The root of the present problem is in trying to impose a failed adult corrections model on kids. We need to treat them differently, because they are different: their emotional maturity, impulse control, and social connection are incomplete. Many of the kids in the juvenile justice system have been abused, come from dysfunctional families or state care, or have untreated behavioural, mental health or substance abuse problems.

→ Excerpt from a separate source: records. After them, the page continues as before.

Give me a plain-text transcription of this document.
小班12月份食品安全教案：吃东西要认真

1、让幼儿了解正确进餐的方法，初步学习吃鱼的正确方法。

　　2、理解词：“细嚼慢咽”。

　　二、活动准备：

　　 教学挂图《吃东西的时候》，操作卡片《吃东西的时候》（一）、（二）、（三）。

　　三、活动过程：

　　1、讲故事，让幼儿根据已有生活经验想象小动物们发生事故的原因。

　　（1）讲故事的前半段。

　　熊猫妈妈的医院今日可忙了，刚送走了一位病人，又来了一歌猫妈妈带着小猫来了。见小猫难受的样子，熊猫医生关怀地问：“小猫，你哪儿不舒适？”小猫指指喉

Warehousing them in the punishing idleness of a prison regime and expecting passive compliance, let alone any recovery, is fanciful. We need to think about how we care for these kids in a holistic way:

To get this going in Victoria :

  1. Priority 1 should be the establishment of a world-class Young Peoples Forensic Assessment and Treatment Service, perhaps a joint venture between Forensicare and Orygen, incorporating the Childrens Court Clinic. An assessment and treatment centre for up to 100 kids should be built on the Parkville site. It should run on the model of Forensicare’s Thomas Enbling Hospital: a therapeutic service run by mental health professionals inside walls secured by Corrections Victoria.
  1. A high-security detention facility for about 50 kids could also be built on the Parkville site. Such a facility is needed to deal with particularly dangerous and recidivist kids, but absolutely should not form the model for the whole system, nor should these kids be housed with others much more vulnerable.
  1. The current Children & Adolescent Mental Health Services (CAMHS) should be reengineered with a clear brief to work in prevention and diversion with kids and their families when they are identified as at risk in our schools and in diversion programs.
  1. Some of the recently promised 4000 extra Victoria Police members should be specially trained to work in community diversion with young people. Some have already been ‘hypothecated’ to work in family violence prevention: many of those with whom they work will be kids often seen in the juvenile justice system.
  1. A highly upgraded supervision system overseen by Corrections Victoria should replace adult concepts like probation, bail, and parole, with broad, flexible, Court-supervised Community Orders.
  1. The Childrens’ Court would need to be beefed up considerably to cope with its new diversion and supervision responsibilities.
  1. Beyond high-security and assessment and treatment centres, there should be another four to six facilities, still run on the Embling model: Corrections looking after security, but inside the walls a secondary school campus, a couple of TAFEs, an outdoor skills learning centre, a special purpose Koori learning facility, and the like, all charged with engaging local communities.
  1. A series of step up/step down ‘foyers’ would allow kids to continue in the community programs they begin in detention, or to start programs after assessment and treatment without being detained .

This will cost A LOT, but at least it has some chance of not being good money wasted after bad – what a continuation of the current model will deliver in wasted lives.

And then, Werribee, like every other part of the state, might be happy to take have one or more of these facilities … because they’re OUR kids!

Terry Laidler is an Honorary Senior Fellow in the School of Population & Global Health at the University of Melbourne. He chaired the  former Victorian Mental Health Reform Council.